Gradient Accumulation Wrappers

GradientAccumulateModel(*args, **kwargs)

Model wrapper for gradient accumulation.

GradientAccumulateOptimizer([optimizer, ...])

Optimizer wrapper for gradient accumulation.

GradientAccumulateModel

class gradient_accumulator.GradientAccumulateModel(*args, **kwargs)[source]

Model wrapper for gradient accumulation.

apply_accu_gradients()[source]

Performs gradient update and resets slots afterwards.

reinit_grad_accum()[source]

Reinitialized gradient accumulator slots.

train_step(data)[source]

Performs single train step.

GradientAccumulateOptimizer

class gradient_accumulator.GradientAccumulateOptimizer(optimizer='SGD', accum_steps=1, reduction: str = 'MEAN', name: str = 'GradientAccumulateOptimizer', **kwargs)[source]

Optimizer wrapper for gradient accumulation.

apply_gradients(grads_and_vars, name=None, **kwargs)[source]

Updates weights using gradients.

Parameters:
  • grads_and_vars – dict containing variables and corresponding gradients.

  • name – name to set when applying gradients.

  • **kwargs – keyword arguments.

Returns:

Updated weights.

classmethod from_config(config, custom_objects=None)[source]

Gets config of original optimizer and deserializes it.

get_config()[source]

Returns the configuration as dict.

property gradients[source]

The accumulated gradients on the current replica.

Returns:

Current gradients in optimizer.

property iterations[source]

Returns current iteration value of optimizer.

Returns:

iterations of optimizer.

property learning_rate[source]

Returns the learning rate of the optimizer.

Returns:

learning rate of optimizer.

property optimizer[source]

The optimizer that this AccumOptimizer is wrapping.

reset()[source]

Resets the accumulated gradients on the current replica.

property step[source]

The number of training steps this Optimizer has run. Initializes step variable if None.

Returns:

Current number of optimizer steps.

Custom Layers

AccumBatchNormalization

class gradient_accumulator.AccumBatchNormalization(*args, **kwargs)[source]

Custom Batch Normaliztion layer with gradient accumulation support.

build(input_shape)[source]

Builds layer and variables.

Parameters:

input_shape – input feature map size.

call(inputs, training=None, mask=None)[source]

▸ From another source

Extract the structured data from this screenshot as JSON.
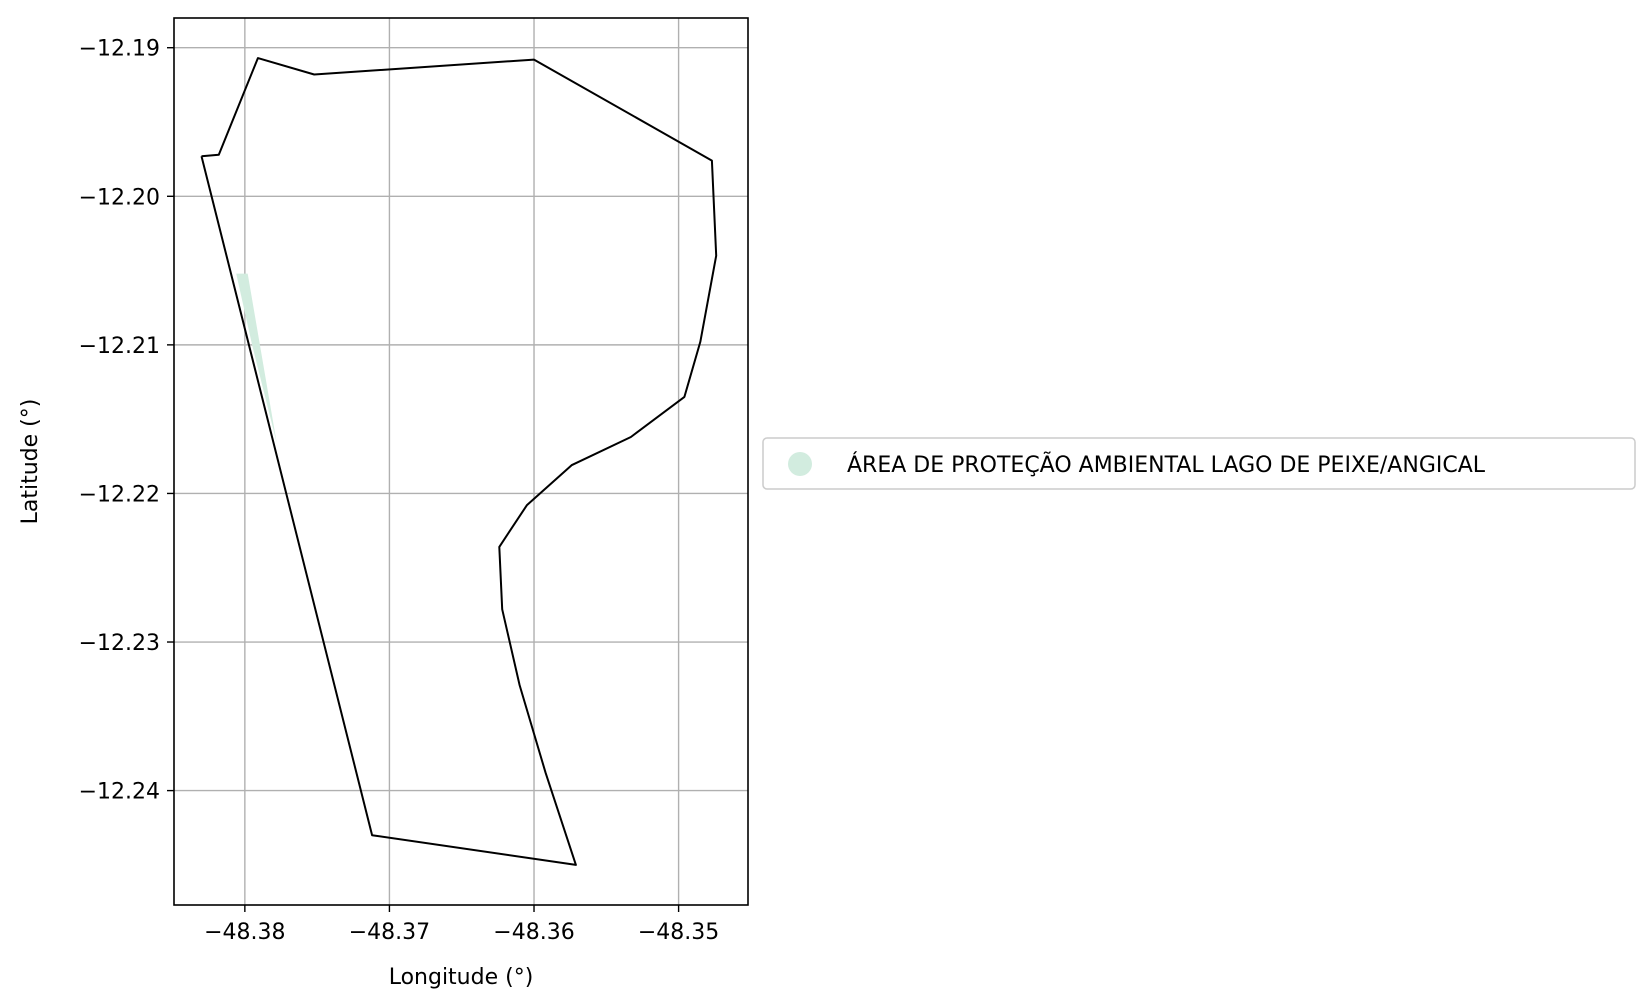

Performs the batch normalization step.

Parameters:
  • inputs – input feature map to apply batch normalization across.

  • training – whether layer should be in training mode or not.

  • mask – whether to calculate statistics within masked region of feature map.

Returns:

Normalized feature map.

get_config()[source]

Returns configurations as dict.

Returns:

Configuration file.

get_moving_average(statistic, new_value)[source]

Returns the moving average given a statistic and current estimate.

Parameters:
  • statistic – summary statistic e.g. average across for single feature over multiple samples

  • new_value – statistic of single feature for single forward step.

Returns:

Updated statistic.

reset_accum()[source]

Resets accumulator slots.

property trainable[source]

Returns whether layer is trainable.

Returns:

trainable boolean state.

update_variables(mean, var)[source]

Updates the batch normalization variables.

Parameters:
  • mean – average for single feature

  • var – variance for single feature

General Utilities

Adaptive Gradient Clipping

gradient_accumulator.compute_norm(x, axis, keepdims)[source]

Computes the euclidean norm of a tensor \(x\).

Parameters:
  • x – input tensor.

  • axis – which axis to compute norm across.

  • keepdims – whether to keep dimension after applying along axis.

Returns:

Euclidean norm.

gradient_accumulator.unitwise_norm(x)[source]

Wrapper class which dynamically sets axis and keepdims given an input x for calculating euclidean norm.

Parameters:

x – input tensor.

Returns:

Euclidean norm.

gradient_accumulator.adaptive_clip_grad(parameters, gradients, clip_factor: float = 0.01, eps: float = 0.001)[source]

Performs adaptive gradient clipping on a given set of parameters and gradients.

Parameters:
  • parameters – Which parameters to apply method on.

  • gradients – Which gradients to apply clipping on.

  • clip_factor – Sets upper limit for gradient clipping.

  • eps – Epsilon - small number in \(max()\) to avoid zero norm and preserve numerical stability.

Returns:

Updated gradients after gradient clipping.